Türkiye Komünist Partisi’nin konuyla ilgili değerlendirme süreci devam etmektedir. Gerek sayın Maçoğlu, gerekse SMF temsilcileri ile anlık ve samimi bir biçimde ayrıntısıyla paylaştığımız bu değerlendirmeleri ana hatlarıyla kamuoyuna yansıtmak gerektiğini düşünüyoruz.

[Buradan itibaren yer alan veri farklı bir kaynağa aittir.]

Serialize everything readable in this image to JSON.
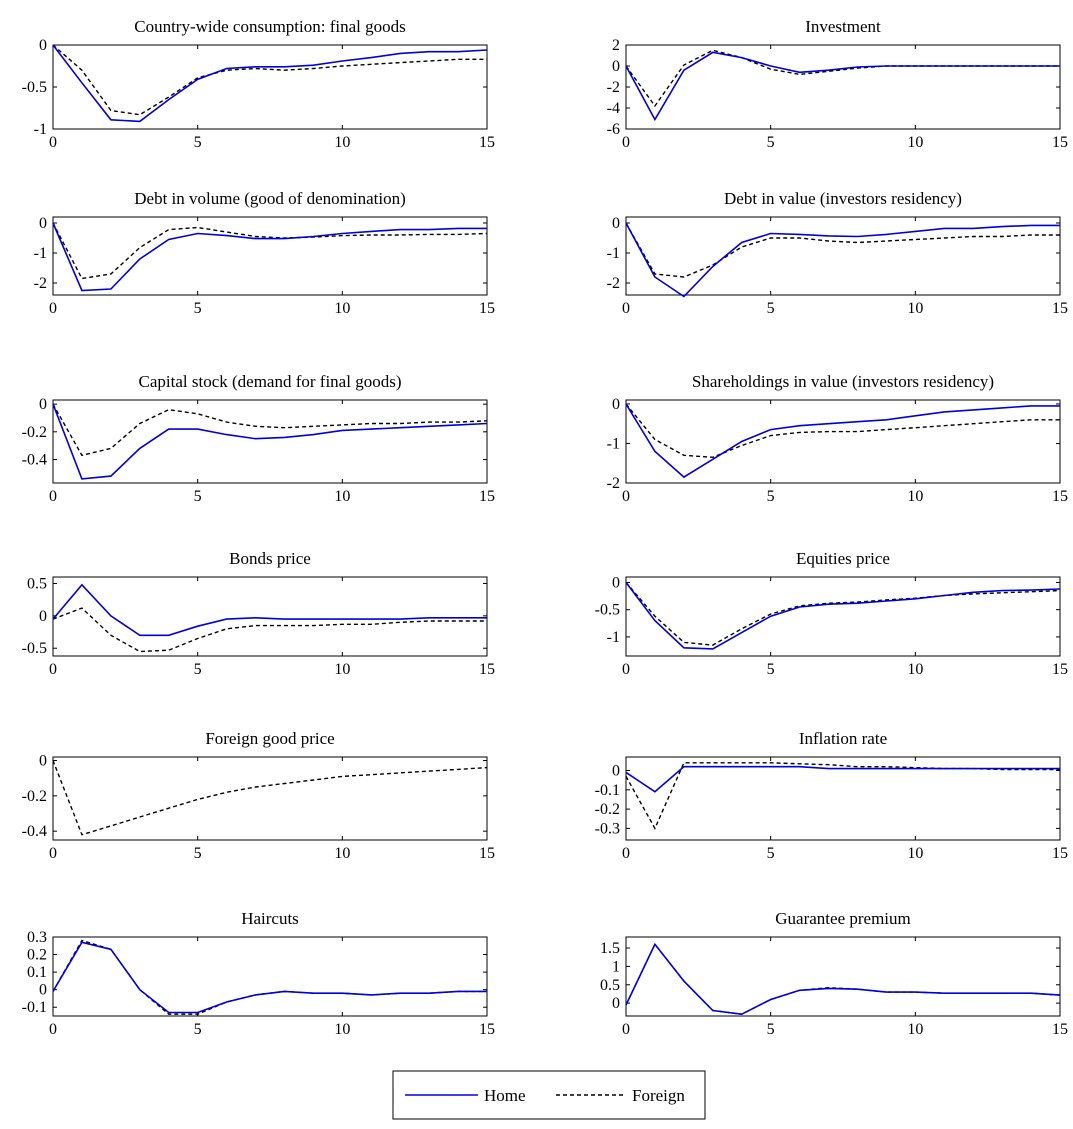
{
  "colors": {
    "home": "#0000dd",
    "foreign": "#000000"
  },
  "legend": {
    "placement": "bottom-center",
    "entries": [
      {
        "label": "Home",
        "style": "solid",
        "color": "#0000dd"
      },
      {
        "label": "Foreign",
        "style": "dashed",
        "color": "#000000"
      }
    ]
  },
  "chart_data": [
    {
      "type": "line",
      "title": "Country-wide consumption: final goods",
      "xlim": [
        0,
        15
      ],
      "ylim": [
        -1,
        0
      ],
      "xticks": [
        0,
        5,
        10,
        15
      ],
      "yticks": [
        0,
        -0.5,
        -1
      ],
      "ytick_labels": [
        "0",
        "-0.5",
        "-1"
      ],
      "x": [
        0,
        1,
        2,
        3,
        4,
        5,
        6,
        7,
        8,
        9,
        10,
        11,
        12,
        13,
        14,
        15
      ],
      "series": [
        {
          "name": "Home",
          "values": [
            0,
            -0.45,
            -0.89,
            -0.91,
            -0.65,
            -0.41,
            -0.28,
            -0.26,
            -0.26,
            -0.24,
            -0.19,
            -0.15,
            -0.1,
            -0.08,
            -0.08,
            -0.06
          ]
        },
        {
          "name": "Foreign",
          "values": [
            0,
            -0.3,
            -0.78,
            -0.83,
            -0.62,
            -0.39,
            -0.3,
            -0.28,
            -0.3,
            -0.28,
            -0.25,
            -0.23,
            -0.21,
            -0.19,
            -0.17,
            -0.17
          ]
        }
      ]
    },
    {
      "type": "line",
      "title": "Investment",
      "xlim": [
        0,
        15
      ],
      "ylim": [
        -6,
        2
      ],
      "xticks": [
        0,
        5,
        10,
        15
      ],
      "yticks": [
        2,
        0,
        -2,
        -4,
        -6
      ],
      "ytick_labels": [
        "2",
        "0",
        "-2",
        "-4",
        "-6"
      ],
      "x": [
        0,
        1,
        2,
        3,
        4,
        5,
        6,
        7,
        8,
        9,
        10,
        11,
        12,
        13,
        14,
        15
      ],
      "series": [
        {
          "name": "Home",
          "values": [
            0,
            -5.1,
            -0.4,
            1.3,
            0.8,
            0,
            -0.6,
            -0.4,
            -0.1,
            0,
            0,
            0,
            0,
            0,
            0,
            0
          ]
        },
        {
          "name": "Foreign",
          "values": [
            0,
            -3.8,
            0.1,
            1.5,
            0.8,
            -0.3,
            -0.8,
            -0.5,
            -0.2,
            0,
            0,
            0,
            0,
            0,
            0,
            0
          ]
        }
      ]
    },
    {
      "type": "line",
      "title": "Debt in volume (good of denomination)",
      "xlim": [
        0,
        15
      ],
      "ylim": [
        -2.4,
        0.2
      ],
      "xticks": [
        0,
        5,
        10,
        15
      ],
      "yticks": [
        0,
        -1,
        -2
      ],
      "ytick_labels": [
        "0",
        "-1",
        "-2"
      ],
      "x": [
        0,
        1,
        2,
        3,
        4,
        5,
        6,
        7,
        8,
        9,
        10,
        11,
        12,
        13,
        14,
        15
      ],
      "series": [
        {
          "name": "Home",
          "values": [
            0,
            -2.25,
            -2.2,
            -1.2,
            -0.55,
            -0.35,
            -0.42,
            -0.52,
            -0.52,
            -0.45,
            -0.35,
            -0.28,
            -0.22,
            -0.22,
            -0.18,
            -0.18
          ]
        },
        {
          "name": "Foreign",
          "values": [
            0,
            -1.85,
            -1.7,
            -0.82,
            -0.22,
            -0.15,
            -0.3,
            -0.45,
            -0.5,
            -0.47,
            -0.42,
            -0.4,
            -0.4,
            -0.38,
            -0.38,
            -0.35
          ]
        }
      ]
    },
    {
      "type": "line",
      "title": "Debt in value (investors residency)",
      "xlim": [
        0,
        15
      ],
      "ylim": [
        -2.4,
        0.2
      ],
      "xticks": [
        0,
        5,
        10,
        15
      ],
      "yticks": [
        0,
        -1,
        -2
      ],
      "ytick_labels": [
        "0",
        "-1",
        "-2"
      ],
      "x": [
        0,
        1,
        2,
        3,
        4,
        5,
        6,
        7,
        8,
        9,
        10,
        11,
        12,
        13,
        14,
        15
      ],
      "series": [
        {
          "name": "Home",
          "values": [
            0,
            -1.8,
            -2.45,
            -1.45,
            -0.65,
            -0.35,
            -0.38,
            -0.43,
            -0.45,
            -0.38,
            -0.28,
            -0.18,
            -0.18,
            -0.12,
            -0.08,
            -0.08
          ]
        },
        {
          "name": "Foreign",
          "values": [
            0,
            -1.7,
            -1.8,
            -1.4,
            -0.8,
            -0.5,
            -0.5,
            -0.6,
            -0.65,
            -0.6,
            -0.55,
            -0.5,
            -0.45,
            -0.45,
            -0.4,
            -0.4
          ]
        }
      ]
    },
    {
      "type": "line",
      "title": "Capital stock (demand for final goods)",
      "xlim": [
        0,
        15
      ],
      "ylim": [
        -0.57,
        0.03
      ],
      "xticks": [
        0,
        5,
        10,
        15
      ],
      "yticks": [
        0,
        -0.2,
        -0.4
      ],
      "ytick_labels": [
        "0",
        "-0.2",
        "-0.4"
      ],
      "x": [
        0,
        1,
        2,
        3,
        4,
        5,
        6,
        7,
        8,
        9,
        10,
        11,
        12,
        13,
        14,
        15
      ],
      "series": [
        {
          "name": "Home",
          "values": [
            0,
            -0.54,
            -0.52,
            -0.32,
            -0.18,
            -0.18,
            -0.22,
            -0.25,
            -0.24,
            -0.22,
            -0.19,
            -0.18,
            -0.17,
            -0.16,
            -0.15,
            -0.14
          ]
        },
        {
          "name": "Foreign",
          "values": [
            0,
            -0.37,
            -0.32,
            -0.14,
            -0.04,
            -0.07,
            -0.13,
            -0.16,
            -0.17,
            -0.16,
            -0.15,
            -0.14,
            -0.14,
            -0.13,
            -0.13,
            -0.12
          ]
        }
      ]
    },
    {
      "type": "line",
      "title": "Shareholdings in value (investors residency)",
      "xlim": [
        0,
        15
      ],
      "ylim": [
        -2,
        0.1
      ],
      "xticks": [
        0,
        5,
        10,
        15
      ],
      "yticks": [
        0,
        -1,
        -2
      ],
      "ytick_labels": [
        "0",
        "-1",
        "-2"
      ],
      "x": [
        0,
        1,
        2,
        3,
        4,
        5,
        6,
        7,
        8,
        9,
        10,
        11,
        12,
        13,
        14,
        15
      ],
      "series": [
        {
          "name": "Home",
          "values": [
            0,
            -1.2,
            -1.85,
            -1.4,
            -0.95,
            -0.65,
            -0.55,
            -0.5,
            -0.45,
            -0.4,
            -0.3,
            -0.2,
            -0.15,
            -0.1,
            -0.05,
            -0.05
          ]
        },
        {
          "name": "Foreign",
          "values": [
            0,
            -0.9,
            -1.3,
            -1.35,
            -1.05,
            -0.8,
            -0.72,
            -0.7,
            -0.7,
            -0.65,
            -0.6,
            -0.55,
            -0.5,
            -0.45,
            -0.4,
            -0.4
          ]
        }
      ]
    },
    {
      "type": "line",
      "title": "Bonds price",
      "xlim": [
        0,
        15
      ],
      "ylim": [
        -0.62,
        0.6
      ],
      "xticks": [
        0,
        5,
        10,
        15
      ],
      "yticks": [
        0.5,
        0,
        -0.5
      ],
      "ytick_labels": [
        "0.5",
        "0",
        "-0.5"
      ],
      "x": [
        0,
        1,
        2,
        3,
        4,
        5,
        6,
        7,
        8,
        9,
        10,
        11,
        12,
        13,
        14,
        15
      ],
      "series": [
        {
          "name": "Home",
          "values": [
            -0.05,
            0.48,
            0,
            -0.3,
            -0.3,
            -0.16,
            -0.05,
            -0.03,
            -0.05,
            -0.05,
            -0.05,
            -0.05,
            -0.05,
            -0.03,
            -0.03,
            -0.03
          ]
        },
        {
          "name": "Foreign",
          "values": [
            -0.05,
            0.12,
            -0.3,
            -0.55,
            -0.53,
            -0.35,
            -0.2,
            -0.15,
            -0.15,
            -0.15,
            -0.13,
            -0.13,
            -0.1,
            -0.08,
            -0.08,
            -0.08
          ]
        }
      ]
    },
    {
      "type": "line",
      "title": "Equities price",
      "xlim": [
        0,
        15
      ],
      "ylim": [
        -1.35,
        0.1
      ],
      "xticks": [
        0,
        5,
        10,
        15
      ],
      "yticks": [
        0,
        -0.5,
        -1
      ],
      "ytick_labels": [
        "0",
        "-0.5",
        "-1"
      ],
      "x": [
        0,
        1,
        2,
        3,
        4,
        5,
        6,
        7,
        8,
        9,
        10,
        11,
        12,
        13,
        14,
        15
      ],
      "series": [
        {
          "name": "Home",
          "values": [
            0,
            -0.7,
            -1.2,
            -1.22,
            -0.92,
            -0.62,
            -0.45,
            -0.4,
            -0.38,
            -0.34,
            -0.3,
            -0.24,
            -0.18,
            -0.15,
            -0.14,
            -0.12
          ]
        },
        {
          "name": "Foreign",
          "values": [
            0,
            -0.62,
            -1.1,
            -1.15,
            -0.85,
            -0.58,
            -0.43,
            -0.38,
            -0.36,
            -0.32,
            -0.29,
            -0.24,
            -0.21,
            -0.19,
            -0.17,
            -0.15
          ]
        }
      ]
    },
    {
      "type": "line",
      "title": "Foreign good price",
      "xlim": [
        0,
        15
      ],
      "ylim": [
        -0.45,
        0.02
      ],
      "xticks": [
        0,
        5,
        10,
        15
      ],
      "yticks": [
        0,
        -0.2,
        -0.4
      ],
      "ytick_labels": [
        "0",
        "-0.2",
        "-0.4"
      ],
      "x": [
        0,
        1,
        2,
        3,
        4,
        5,
        6,
        7,
        8,
        9,
        10,
        11,
        12,
        13,
        14,
        15
      ],
      "series": [
        {
          "name": "Foreign",
          "values": [
            0,
            -0.42,
            -0.37,
            -0.32,
            -0.27,
            -0.22,
            -0.18,
            -0.15,
            -0.13,
            -0.11,
            -0.09,
            -0.08,
            -0.07,
            -0.06,
            -0.05,
            -0.04
          ]
        }
      ]
    },
    {
      "type": "line",
      "title": "Inflation rate",
      "xlim": [
        0,
        15
      ],
      "ylim": [
        -0.36,
        0.07
      ],
      "xticks": [
        0,
        5,
        10,
        15
      ],
      "yticks": [
        0,
        -0.1,
        -0.2,
        -0.3
      ],
      "ytick_labels": [
        "0",
        "-0.1",
        "-0.2",
        "-0.3"
      ],
      "x": [
        0,
        1,
        2,
        3,
        4,
        5,
        6,
        7,
        8,
        9,
        10,
        11,
        12,
        13,
        14,
        15
      ],
      "series": [
        {
          "name": "Home",
          "values": [
            -0.01,
            -0.11,
            0.02,
            0.02,
            0.02,
            0.02,
            0.02,
            0.01,
            0.01,
            0.01,
            0.01,
            0.01,
            0.01,
            0.01,
            0.01,
            0.01
          ]
        },
        {
          "name": "Foreign",
          "values": [
            -0.03,
            -0.3,
            0.04,
            0.04,
            0.04,
            0.04,
            0.035,
            0.03,
            0.02,
            0.02,
            0.015,
            0.01,
            0.01,
            0.005,
            0.005,
            0.005
          ]
        }
      ]
    },
    {
      "type": "line",
      "title": "Haircuts",
      "xlim": [
        0,
        15
      ],
      "ylim": [
        -0.15,
        0.3
      ],
      "xticks": [
        0,
        5,
        10,
        15
      ],
      "yticks": [
        0.3,
        0.2,
        0.1,
        0,
        -0.1
      ],
      "ytick_labels": [
        "0.3",
        "0.2",
        "0.1",
        "0",
        "-0.1"
      ],
      "x": [
        0,
        1,
        2,
        3,
        4,
        5,
        6,
        7,
        8,
        9,
        10,
        11,
        12,
        13,
        14,
        15
      ],
      "series": [
        {
          "name": "Home",
          "values": [
            -0.01,
            0.27,
            0.23,
            0.0,
            -0.13,
            -0.13,
            -0.07,
            -0.03,
            -0.01,
            -0.02,
            -0.02,
            -0.03,
            -0.02,
            -0.02,
            -0.01,
            -0.01
          ]
        },
        {
          "name": "Foreign",
          "values": [
            -0.01,
            0.28,
            0.23,
            0.0,
            -0.14,
            -0.14,
            -0.07,
            -0.03,
            -0.01,
            -0.02,
            -0.02,
            -0.03,
            -0.02,
            -0.02,
            -0.01,
            -0.01
          ]
        }
      ]
    },
    {
      "type": "line",
      "title": "Guarantee premium",
      "xlim": [
        0,
        15
      ],
      "ylim": [
        -0.35,
        1.8
      ],
      "xticks": [
        0,
        5,
        10,
        15
      ],
      "yticks": [
        1.5,
        1,
        0.5,
        0
      ],
      "ytick_labels": [
        "1.5",
        "1",
        "0.5",
        "0"
      ],
      "x": [
        0,
        1,
        2,
        3,
        4,
        5,
        6,
        7,
        8,
        9,
        10,
        11,
        12,
        13,
        14,
        15
      ],
      "series": [
        {
          "name": "Home",
          "values": [
            -0.05,
            1.6,
            0.6,
            -0.2,
            -0.3,
            0.1,
            0.35,
            0.4,
            0.38,
            0.3,
            0.3,
            0.27,
            0.27,
            0.27,
            0.27,
            0.22
          ]
        },
        {
          "name": "Foreign",
          "values": [
            -0.05,
            1.6,
            0.6,
            -0.2,
            -0.3,
            0.1,
            0.35,
            0.42,
            0.38,
            0.3,
            0.3,
            0.27,
            0.27,
            0.27,
            0.27,
            0.22
          ]
        }
      ]
    }
  ]
}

Türkiye Komünist Partisi, Fatih Maçoğlu’nun şahsında somutlanan ve toplumun geniş kesimlerinde ilgi çeken özelliklerin Türkiye’nin birçok açıdan gurur kaynağı olan Dersim özgünlüğünden daha farklı koşullarda ve daha geniş bir ölçekte kendisini sınaması gerektiği düşüncesini paylaşmaktadır. Konuyla ilgili olarak dostlarımızla bir yıldan uzun bir süredir görüş alışverişi içindeyiz. Bununla birlikte Kadıköy, TKP’nin bu bağlamda gündeminde olan bir ilçe değildi. Kadıköy’de yıllara dayanan bir çalışmanın ürünü güçlü bir örgüte sahip olmakla birlikte partimiz sayın Maçoğlu’nun İstanbul ya da İzmir’de başka ilçelerde aday olması gerektiği düşüncesiyle hareket etti. Kuşkusuz sayın Maçoğlu ve SMF’nin bu konudaki tercihlerine saygı duyuyoruz.

Bu aşamadan sonra TKP kendi içindeki değerlendirme sürecini en kısa sürede tamamlayacaktır. Bu değerlendirme süreci Ovacık ve Dersim’de gerçekleşen ve bütün sorunlara rağmen yapıcı bir biçimde varlığını sürdüren ittifakın ve yerel yönetimler pratiğinin kapsamlı bir muhasebesini de içermektedir. Bu muhasebenin, yalnızca TKP değil, bütün ittifak bileşenleri açısından bir zorunluluk olduğu açıktır.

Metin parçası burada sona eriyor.